Here defendant first elicited testimony of the officer concerning the length of the skid marks. Cross-examination then revealed the officer’s opinion that plaintiff’s speed was excessive. Testimony based on a nomograph indicated plaintiff’s speed as between 24 and 32 miles per hour. The officer, however, added that numerous variables must be considered in addition to the skid marks. He testified that the vehicle’s weight, its specific equipment, its tires, and other variables must be considered in computing the vehicle’s speed. Defendant, on redirect examination, elicited testimony that the nomograph applied to automobiles and not to motorcycles. Moreover, the witness testified that the question as to whether plaintiff was traveling at an excessive speed was “a matter for someone else to determine.”

We do not believe that the nomograph evidence constituted reversible error on the facts of this case. The jury had knowledge from the testimony that the officer was not in fact an expert in the art of reconstruction through the use of manuals or nomographs. Moreover, the jury was aware from the evidence that the manual in question referred to automobiles and not to motorcycles. In the instant case the question of plaintiff”s speed remained a question for the jury. The officer’s testimony taken in the context of other testimony as to the speed of the motorcycle did not cause prejudicial error.

Defendant contends that the trial court erred in giving the jury instructions concerning damages. Specifically, he asserts that plaintiff”s testimony concerning damages to his motorcycle did not have the reasonable certainty required to warrant the jury instructions given on damages.

Crossen v. Chicago & Joliet Electric Ry. Co. (2d Dist. 1910), 158 Ill. App. 42, 44, and Latham v.
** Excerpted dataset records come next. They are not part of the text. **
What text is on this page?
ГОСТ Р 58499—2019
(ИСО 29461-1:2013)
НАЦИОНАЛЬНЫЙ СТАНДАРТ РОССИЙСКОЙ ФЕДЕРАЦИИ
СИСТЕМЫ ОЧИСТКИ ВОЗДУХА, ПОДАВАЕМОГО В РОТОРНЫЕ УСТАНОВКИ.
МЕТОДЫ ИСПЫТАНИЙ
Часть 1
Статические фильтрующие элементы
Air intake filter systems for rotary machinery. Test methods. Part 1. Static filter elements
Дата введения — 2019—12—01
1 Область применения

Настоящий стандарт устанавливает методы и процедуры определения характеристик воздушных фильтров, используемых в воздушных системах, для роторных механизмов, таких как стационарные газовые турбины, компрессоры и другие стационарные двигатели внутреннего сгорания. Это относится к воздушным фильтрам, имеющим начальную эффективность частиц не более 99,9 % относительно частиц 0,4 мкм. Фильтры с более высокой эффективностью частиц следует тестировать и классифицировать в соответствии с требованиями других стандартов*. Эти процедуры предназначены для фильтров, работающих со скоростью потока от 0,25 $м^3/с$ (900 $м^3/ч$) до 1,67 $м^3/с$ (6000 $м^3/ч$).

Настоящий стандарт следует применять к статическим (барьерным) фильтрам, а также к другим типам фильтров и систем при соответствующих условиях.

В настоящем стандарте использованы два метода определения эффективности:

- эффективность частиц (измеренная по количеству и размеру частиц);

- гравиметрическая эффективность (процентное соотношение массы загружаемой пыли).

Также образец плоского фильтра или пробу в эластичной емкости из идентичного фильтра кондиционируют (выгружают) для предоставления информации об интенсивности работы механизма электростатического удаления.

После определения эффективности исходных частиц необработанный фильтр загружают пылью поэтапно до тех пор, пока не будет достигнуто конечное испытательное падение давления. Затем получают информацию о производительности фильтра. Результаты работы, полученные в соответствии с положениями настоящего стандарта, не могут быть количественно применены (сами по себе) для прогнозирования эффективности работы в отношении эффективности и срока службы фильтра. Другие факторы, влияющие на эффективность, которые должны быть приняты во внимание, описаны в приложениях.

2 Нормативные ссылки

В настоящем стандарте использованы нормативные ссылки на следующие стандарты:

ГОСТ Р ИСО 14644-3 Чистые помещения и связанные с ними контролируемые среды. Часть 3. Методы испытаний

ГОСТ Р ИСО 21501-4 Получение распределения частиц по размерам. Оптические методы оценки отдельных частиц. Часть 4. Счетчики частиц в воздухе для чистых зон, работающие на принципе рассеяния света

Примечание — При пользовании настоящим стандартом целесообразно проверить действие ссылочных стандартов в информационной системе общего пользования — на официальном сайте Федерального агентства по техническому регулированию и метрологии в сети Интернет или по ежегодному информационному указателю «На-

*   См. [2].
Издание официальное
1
Cleveland, Cincinnati, Chicago & St. Louis Ry. Co. (2d Dist. 1911), 164 Ill. App. 559, 563, and their progeny have long held the compensable element of damages to personal property to be the difference in values immediately before and after the occurrence where the property is destroyed beyond repair or the cost of repair exceeds the difference in value. In Behrens v. W. S. Bills & Sons, Inc. (3d Dist. 1972), 5 Ill. App. 3d 567, 577, 283 N.E.2d 1, the witness’ use of catalog prices was found to be a proper basis for valuation.

Plaintiff in the case at bar testified that he had purchased the Harley-Davidson motorcycle in April of 1970 and used the receipt for full payment for the motorcycle as the basis for valuation. The court then admitted the paid bill into evidence establishing the motorcycle’s value *916on the date of purchase, two months before the accident. According to plaintiff he received *150 for the salvage of the unrepaired motorcycle. At the close of the evidence the court gave the jury the following instructions over defendant’s objection:

“If you decide for the plaintiff on the question of liability, you must then fix the amount of money which will reasonably and fairly compensate him for any of the following elements of damages proved by the evidence to have resulted from the negligence of the defendant:
The nature, extent and duration of the injury.
The disability and disfigurement resulting from the injury.
The pain and suffering experienced and reasonably certain to be experienced in the future as a result of the injuries.
The reasonable expense of necessary medical care, treatment and services received.
The value of salaries lost.
The difference between the fair market value of his property immediately before the occurrence and its fair market value after the occurrence.
Whether any of these elements of damages has been proved by the evidence is for you to determine.” (Emphasis added.) IPI Criminal Nos. 30.01, 30.02, 30.04, 30.05, 30.06, 30.07 and 30.14. (2d ed. 1971).

We believe the jury had sufficient evidence under the Crossen and Latham line of cases so as to form a proper basis for determination of damages to plaintiff’s motorcycle. The two-month period between the date of purchase and the date of the accident permitted use of the paid bill as the basis for valuation immediately before the occurrence. Plaintiff’s testimony that he received *150 for the unrepaired motorcycle served as the basis for valuation after the occurrence. In our opinion the instruction on damages was not erroneous.

Accordingly the judgment of the circuit court of Cook County is affirmed.

Judgment affirmed.

DOWNING, P. J., and STAMOS, J., concur.